В молодости Тонка скитался с огородниками по России, побывал и в Австрии, иногда совсем пропадал из виду, много ремесел перепробовал, бедствовал, снова вставал на ноги и, наконец, скопив небольшой капиталец, вернулся в родной город, открыл сапожную мастерскую с тремя подручными, обзавелся домом и семьей и стал видным человеком в торговых рядах. Закрепил Тонка свое положение, запасся товаром, заказчики повалили к нему, но… времена не те, что раньше! Такие стихии разбушевались напоследок над городами и селами, такие бури разразились, что горе тому, на кого они обрушатся.
Еще вчера, как говорится, был первым сапожником в городе, пользовался доверием и уважением, заказы у него не переводились, и вдруг разнесся слух, что Тонка разорился. Опротестовали его векселя, и, пока судили да рядили, на дверях его лавки уже зацвели красные печати.
Другой на его месте растерялся бы, впал в отчаяние и, не дай боже, руки бы на себя наложил, но Тонка всего насмотрелся в нашем непостоянном мире. Осунулся немного, побледнел, пальто повисло на нем как на вешалке, но бодрости духа не потерял.
— Жизнь — обманчивая штука, дядя Марин, — сказал он как-то Марину Шерстянику. — Суета, брат, суета! Капитал, скажу я тебе, что бешеный конь: не удержишь в узде, вмиг на землю сбросит — вот как меня. Да! Сбросит, как тряпку ненужную.
Философом был Тонка и готов был встретить любые превратности судьбы без особых переживаний. Давно еще, когда он выкупил дом своего дедушки, позвал Пеню Мягкого, маляра, и велел ему написать над дверью славянской вязью такую премудрость: «Этот дом сегодня мой, завтра твой, послезавтра — ничей».
И щедро-прещедро заплатил мастеру. Таков был Тонка и так понимал жизнь.

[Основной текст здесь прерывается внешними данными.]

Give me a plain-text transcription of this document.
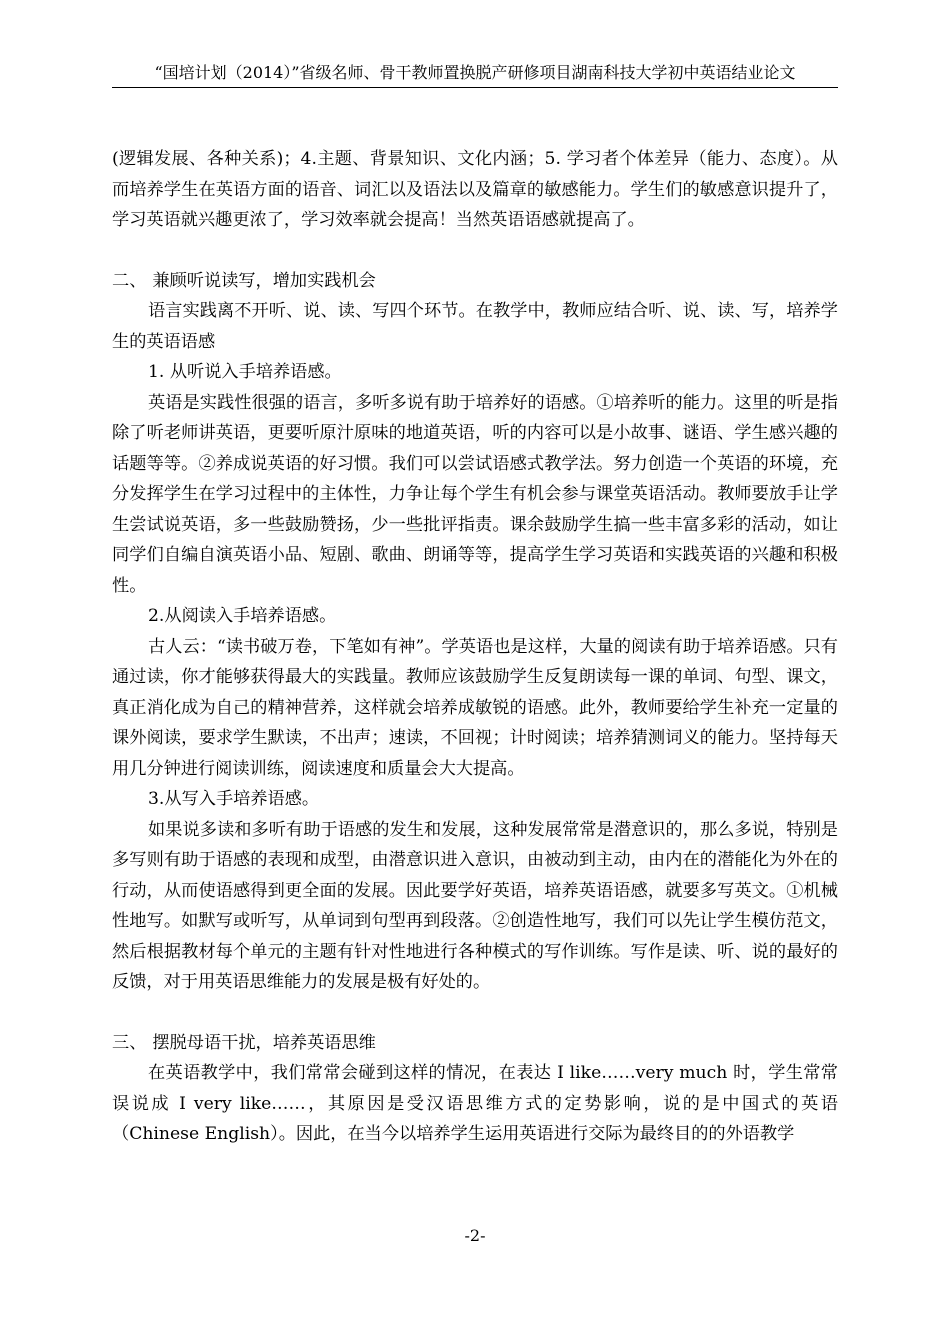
“国培计划（2014）”省级名师、骨干教师置换脱产研修项目湖南科技大学初中英语结业论文

(逻辑发展、各种关系)；4.主题、背景知识、文化内涵；5. 学习者个体差异（能力、态度）。从而培养学生在英语方面的语音、词汇以及语法以及篇章的敏感能力。学生们的敏感意识提升了，学习英语就兴趣更浓了，学习效率就会提高！当然英语语感就提高了。

二、 兼顾听说读写，增加实践机会

语言实践离不开听、说、读、写四个环节。在教学中，教师应结合听、说、读、写，培养学生的英语语感

1. 从听说入手培养语感。

英语是实践性很强的语言，多听多说有助于培养好的语感。①培养听的能力。这里的听是指除了听老师讲英语，更要听原汁原味的地道英语，听的内容可以是小故事、谜语、学生感兴趣的话题等等。②养成说英语的好习惯。我们可以尝试语感式教学法。努力创造一个英语的环境，充分发挥学生在学习过程中的主体性，力争让每个学生有机会参与课堂英语活动。教师要放手让学生尝试说英语，多一些鼓励赞扬，少一些批评指责。课余鼓励学生搞一些丰富多彩的活动，如让同学们自编自演英语小品、短剧、歌曲、朗诵等等，提高学生学习英语和实践英语的兴趣和积极性。

2.从阅读入手培养语感。

古人云：“读书破万卷，下笔如有神”。学英语也是这样，大量的阅读有助于培养语感。只有通过读，你才能够获得最大的实践量。教师应该鼓励学生反复朗读每一课的单词、句型、课文，真正消化成为自己的精神营养，这样就会培养成敏锐的语感。此外，教师要给学生补充一定量的课外阅读，要求学生默读，不出声；速读，不回视；计时阅读；培养猜测词义的能力。坚持每天用几分钟进行阅读训练，阅读速度和质量会大大提高。

3.从写入手培养语感。

如果说多读和多听有助于语感的发生和发展，这种发展常常是潜意识的，那么多说，特别是多写则有助于语感的表现和成型，由潜意识进入意识，由被动到主动，由内在的潜能化为外在的行动，从而使语感得到更全面的发展。因此要学好英语，培养英语语感，就要多写英文。①机械性地写。如默写或听写，从单词到句型再到段落。②创造性地写，我们可以先让学生模仿范文，然后根据教材每个单元的主题有针对性地进行各种模式的写作训练。写作是读、听、说的最好的反馈，对于用英语思维能力的发展是极有好处的。

三、 摆脱母语干扰，培养英语思维

在英语教学中，我们常常会碰到这样的情况，在表达 I like……very much 时，学生常常误说成 I very like……，其原因是受汉语思维方式的定势影响，说的是中国式的英语（Chinese English）。因此，在当今以培养学生运用英语进行交际为最终目的的外语教学

-2-
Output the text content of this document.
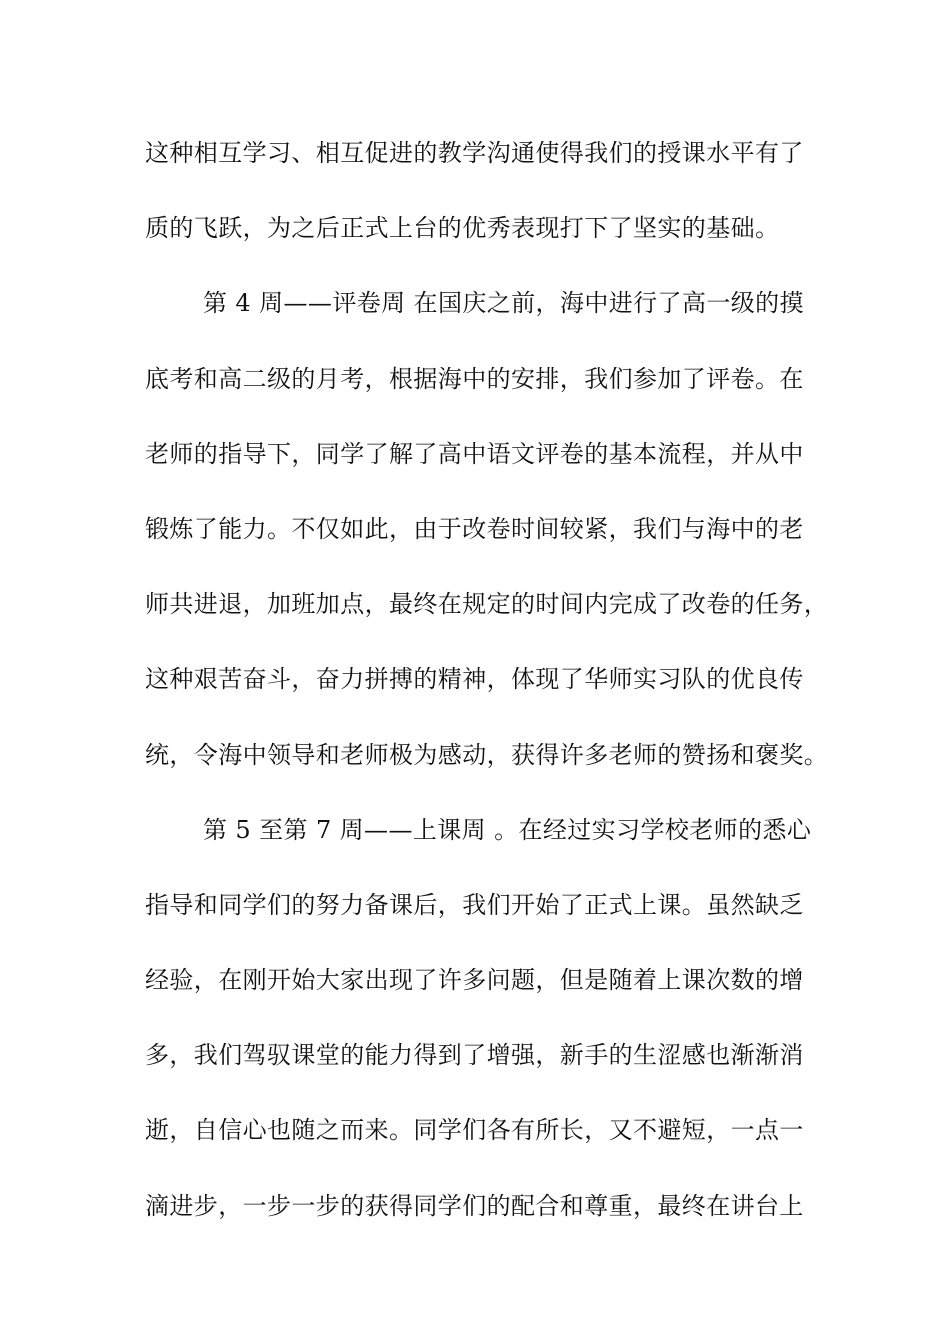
这种相互学习、相互促进的教学沟通使得我们的授课水平有了
质的飞跃，为之后正式上台的优秀表现打下了坚实的基础。
第 4 周——评卷周 在国庆之前，海中进行了高一级的摸
底考和高二级的月考，根据海中的安排，我们参加了评卷。在
老师的指导下，同学了解了高中语文评卷的基本流程，并从中
锻炼了能力。不仅如此，由于改卷时间较紧，我们与海中的老
师共进退，加班加点，最终在规定的时间内完成了改卷的任务，
这种艰苦奋斗，奋力拼搏的精神，体现了华师实习队的优良传
统，令海中领导和老师极为感动，获得许多老师的赞扬和褒奖。
第 5 至第 7 周——上课周 。在经过实习学校老师的悉心
指导和同学们的努力备课后，我们开始了正式上课。虽然缺乏
经验，在刚开始大家出现了许多问题，但是随着上课次数的增
多，我们驾驭课堂的能力得到了增强，新手的生涩感也渐渐消
逝，自信心也随之而来。同学们各有所长，又不避短，一点一
滴进步，一步一步的获得同学们的配合和尊重，最终在讲台上
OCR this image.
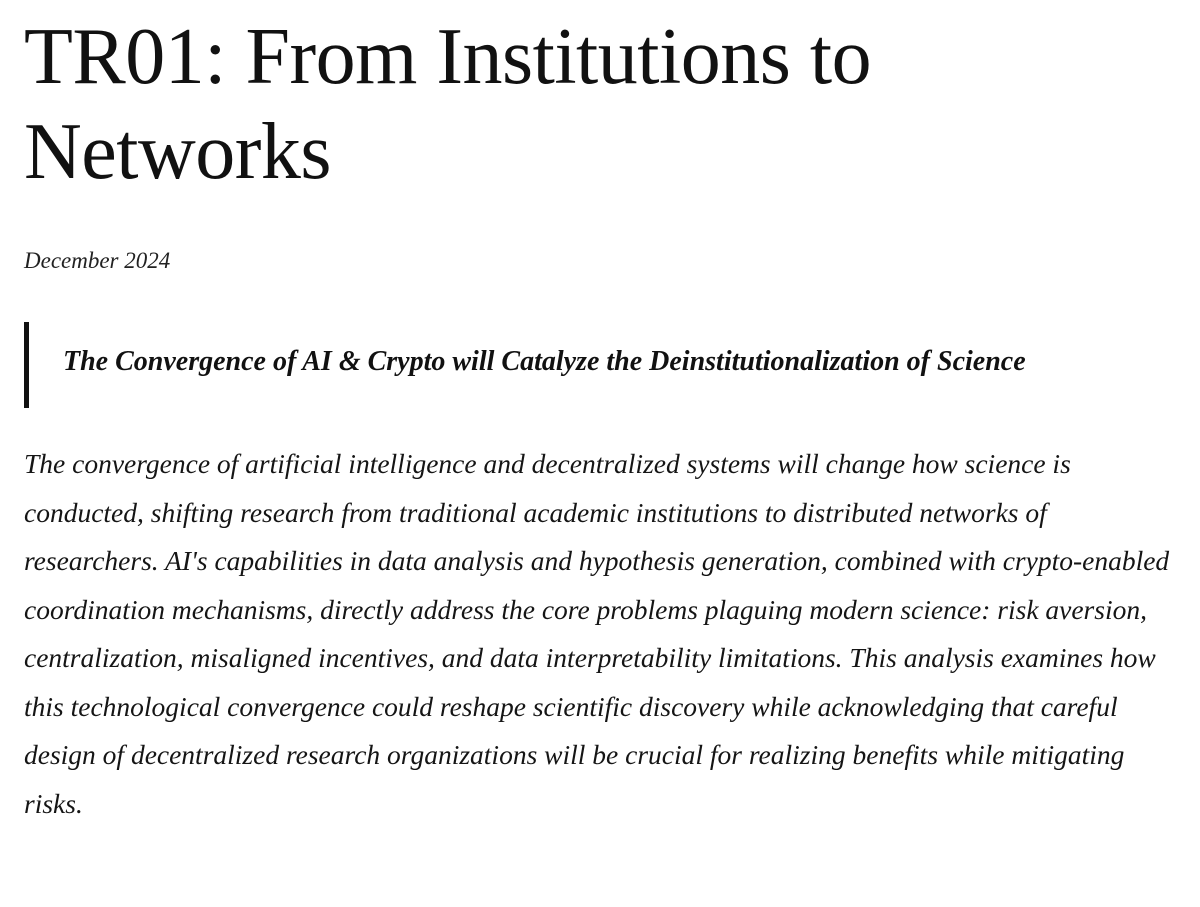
TR01: From Institutions to Networks

December 2024

The Convergence of AI & Crypto will Catalyze the Deinstitutionalization of Science

The convergence of artificial intelligence and decentralized systems will change how science is conducted, shifting research from traditional academic institutions to distributed networks of researchers. AI's capabilities in data analysis and hypothesis generation, combined with crypto-enabled coordination mechanisms, directly address the core problems plaguing modern science: risk aversion, centralization, misaligned incentives, and data interpretability limitations. This analysis examines how this technological convergence could reshape scientific discovery while acknowledging that careful design of decentralized research organizations will be crucial for realizing benefits while mitigating risks.
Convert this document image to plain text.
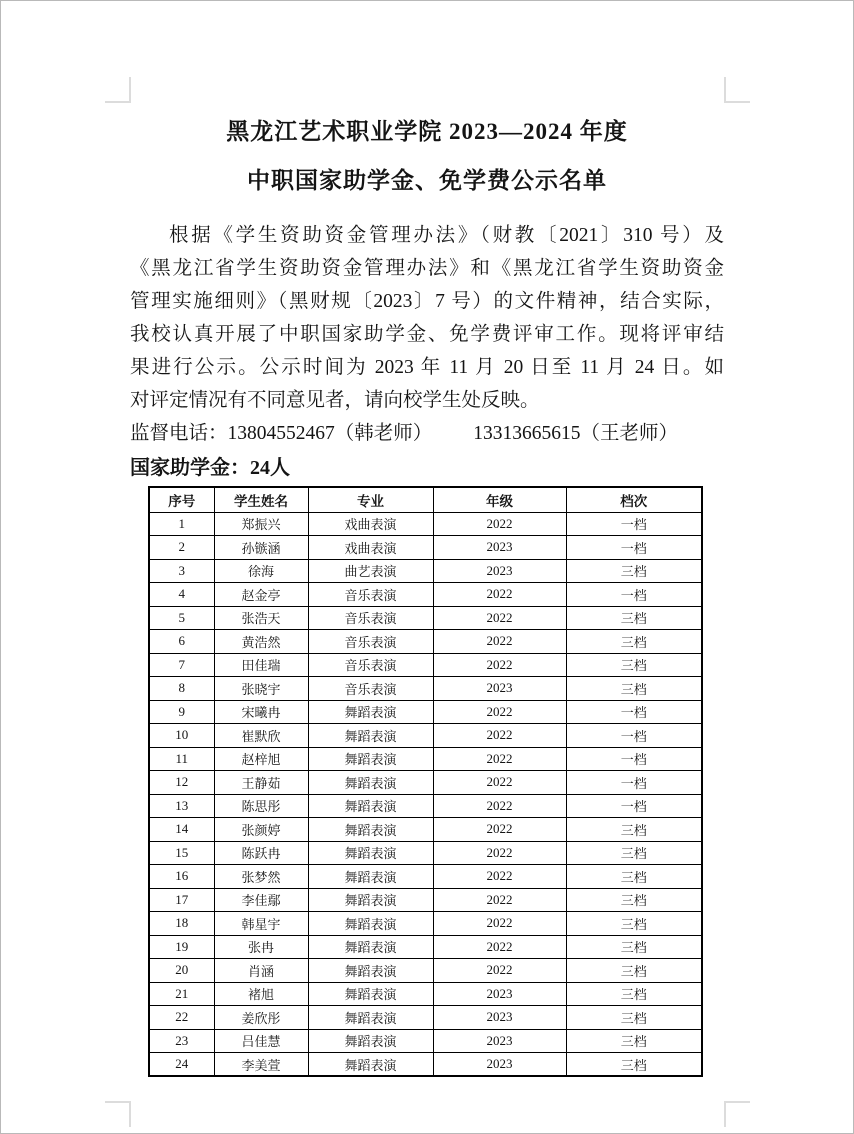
黑龙江艺术职业学院 2023—2024 年度
中职国家助学金、免学费公示名单
根据《学生资助资金管理办法》（财教〔2021〕310 号）及
《黑龙江省学生资助资金管理办法》和《黑龙江省学生资助资金
管理实施细则》（黑财规〔2023〕7 号）的文件精神，结合实际，
我校认真开展了中职国家助学金、免学费评审工作。现将评审结
果进行公示。公示时间为 2023 年 11 月 20 日至 11 月 24 日。如
对评定情况有不同意见者，请向校学生处反映。
监督电话：13804552467（韩老师） 13313665615（王老师）
国家助学金：24人
序号	学生姓名	专业	年级	档次
1	郑振兴	戏曲表演	2022	一档
2	孙镞涵	戏曲表演	2023	一档
3	徐海	曲艺表演	2023	三档
4	赵金亭	音乐表演	2022	一档
5	张浩天	音乐表演	2022	三档
6	黄浩然	音乐表演	2022	三档
7	田佳瑞	音乐表演	2022	三档
8	张晓宇	音乐表演	2023	三档
9	宋曦冉	舞蹈表演	2022	一档
10	崔默欣	舞蹈表演	2022	一档
11	赵梓旭	舞蹈表演	2022	一档
12	王静茹	舞蹈表演	2022	一档
13	陈思彤	舞蹈表演	2022	一档
14	张颜婷	舞蹈表演	2022	三档
15	陈跃冉	舞蹈表演	2022	三档
16	张梦然	舞蹈表演	2022	三档
17	李佳鄢	舞蹈表演	2022	三档
18	韩星宇	舞蹈表演	2022	三档
19	张冉	舞蹈表演	2022	三档
20	肖涵	舞蹈表演	2022	三档
21	褚旭	舞蹈表演	2023	三档
22	姜欣彤	舞蹈表演	2023	三档
23	吕佳慧	舞蹈表演	2023	三档
24	李美萱	舞蹈表演	2023	三档
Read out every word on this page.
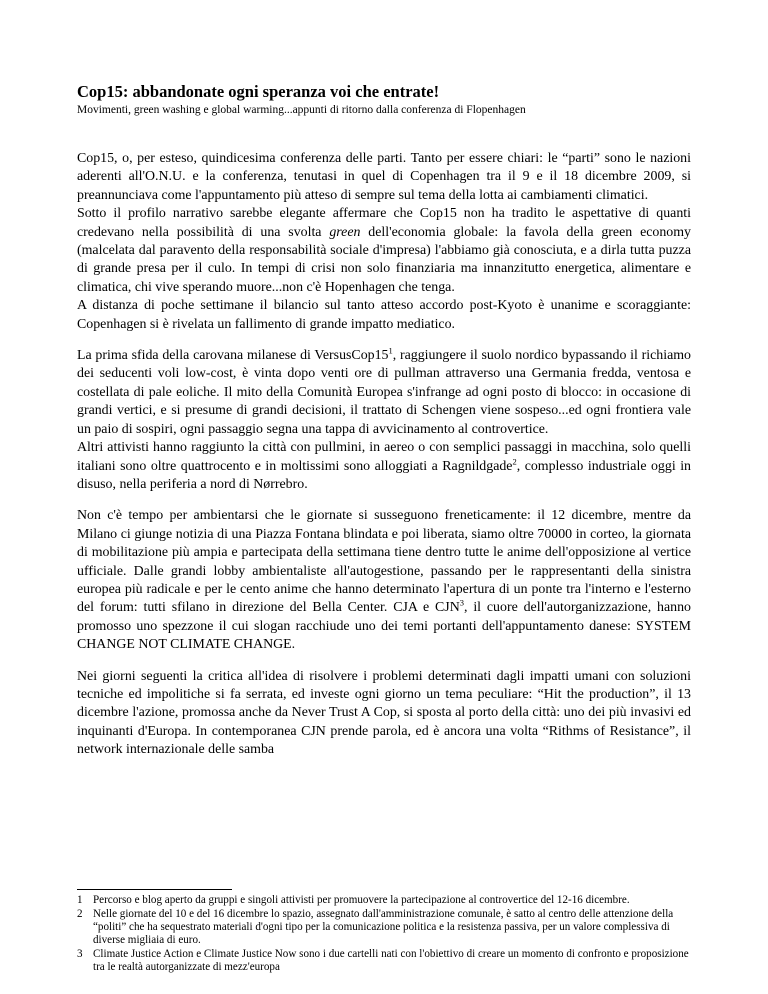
Cop15: abbandonate ogni speranza voi che entrate!

Movimenti, green washing e global warming...appunti di ritorno dalla conferenza di Flopenhagen

Cop15, o, per esteso, quindicesima conferenza delle parti. Tanto per essere chiari: le “parti” sono le nazioni aderenti all'O.N.U. e la conferenza, tenutasi in quel di Copenhagen tra il 9 e il 18 dicembre 2009, si preannunciava come l'appuntamento più atteso di sempre sul tema della lotta ai cambiamenti climatici.

Sotto il profilo narrativo sarebbe elegante affermare che Cop15 non ha tradito le aspettative di quanti credevano nella possibilità di una svolta green dell'economia globale: la favola della green economy (malcelata dal paravento della responsabilità sociale d'impresa) l'abbiamo già conosciuta, e a dirla tutta puzza di grande presa per il culo. In tempi di crisi non solo finanziaria ma innanzitutto energetica, alimentare e climatica, chi vive sperando muore...non c'è Hopenhagen che tenga.

A distanza di poche settimane il bilancio sul tanto atteso accordo post-Kyoto è unanime e scoraggiante: Copenhagen si è rivelata un fallimento di grande impatto mediatico.

La prima sfida della carovana milanese di $VersusCop15^1$, raggiungere il suolo nordico bypassando il richiamo dei seducenti voli low-cost, è vinta dopo venti ore di pullman attraverso una Germania fredda, ventosa e costellata di pale eoliche. Il mito della Comunità Europea s'infrange ad ogni posto di blocco: in occasione di grandi vertici, e si presume di grandi decisioni, il trattato di Schengen viene sospeso...ed ogni frontiera vale un paio di sospiri, ogni passaggio segna una tappa di avvicinamento al controvertice.

Altri attivisti hanno raggiunto la città con pullmini, in aereo o con semplici passaggi in macchina, solo quelli italiani sono oltre quattrocento e in moltissimi sono alloggiati a Ragnildgade$^2$, complesso industriale oggi in disuso, nella periferia a nord di Nørrebro.

Non c'è tempo per ambientarsi che le giornate si susseguono freneticamente: il 12 dicembre, mentre da Milano ci giunge notizia di una Piazza Fontana blindata e poi liberata, siamo oltre 70000 in corteo, la giornata di mobilitazione più ampia e partecipata della settimana tiene dentro tutte le anime dell'opposizione al vertice ufficiale. Dalle grandi lobby ambientaliste all'autogestione, passando per le rappresentanti della sinistra europea più radicale e per le cento anime che hanno determinato l'apertura di un ponte tra l'interno e l'esterno del forum: tutti sfilano in direzione del Bella Center. CJA e CJN$^3$, il cuore dell'autorganizzazione, hanno promosso uno spezzone il cui slogan racchiude uno dei temi portanti dell'appuntamento danese: SYSTEM CHANGE NOT CLIMATE CHANGE.

Nei giorni seguenti la critica all'idea di risolvere i problemi determinati dagli impatti umani con soluzioni tecniche ed impolitiche si fa serrata, ed investe ogni giorno un tema peculiare: “Hit the production”, il 13 dicembre l'azione, promossa anche da Never Trust A Cop, si sposta al porto della città: uno dei più invasivi ed inquinanti d'Europa. In contemporanea CJN prende parola, ed è ancora una volta “Rithms of Resistance”, il network internazionale delle samba

1 Percorso e blog aperto da gruppi e singoli attivisti per promuovere la partecipazione al controvertice del 12-16 dicembre.
2 Nelle giornate del 10 e del 16 dicembre lo spazio, assegnato dall'amministrazione comunale, è satto al centro delle attenzione della “politi” che ha sequestrato materiali d'ogni tipo per la comunicazione politica e la resistenza passiva, per un valore complessiva di diverse migliaia di euro.
3 Climate Justice Action e Climate Justice Now sono i due cartelli nati con l'obiettivo di creare un momento di confronto e proposizione tra le realtà autorganizzate di mezz'europa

Поэтому, когда, разорившись, он вышел один-одинешенек на площадь с ящиком величиной с жестянку из-под керосина и уселся чинить старую обувь под навесом широких ворот Тачо Загорца, улыбка не исчезала с его лица. По-прежнему перекидывался он словечками с прохожими, по-прежнему отпускал шуточки, как будто ничего и не случилось.
— Послушай, Тонка, — поддел его как-то Симо-полицейский, — с каких это пор ты так расширил дело, что аж на улицу вылез?
— С недавних, дядя Симо, с недавних. Санитарной комиссии не понравилась моя мастерская — тесная, мол, и темная, вот и направили меня сюда. Будто я закон о детском труде не соблюдал. Для подручных, значит, постарались — я тут ни при чем.
— А они где?
Тонка показал на битые черепицы над воротами, где грелись рыжий кот с черной кошкой, и сказал:
— Они у меня на втором этаже.
— А можешь к вечеру сделать мне набойки на каблуки? Мне в обход по деревням идти.
— Я, дядя Симо, таким мелким ремонтом не занимаюсь. Я только крою; но ты оставь сапоги, авось у моих ребят найдется для них время…
Однажды зимой прохожу я по площади в теплом пальто с поднятым воротником, а ветер так и свистит, мороз сковал землю — на улице ни души. Только Тонка заслонился старой ставней от ветра, стучит молотком, трудится, будто ему мороз нипочем.
Прохожу мимо, а он и говорит:
— Эй, учитель, куда торопишься? Неужто замерз? Заверни в мою контору погреться!
Другой раз встретил его отец Никола во время поста и видит, что он несет домой цыпленка.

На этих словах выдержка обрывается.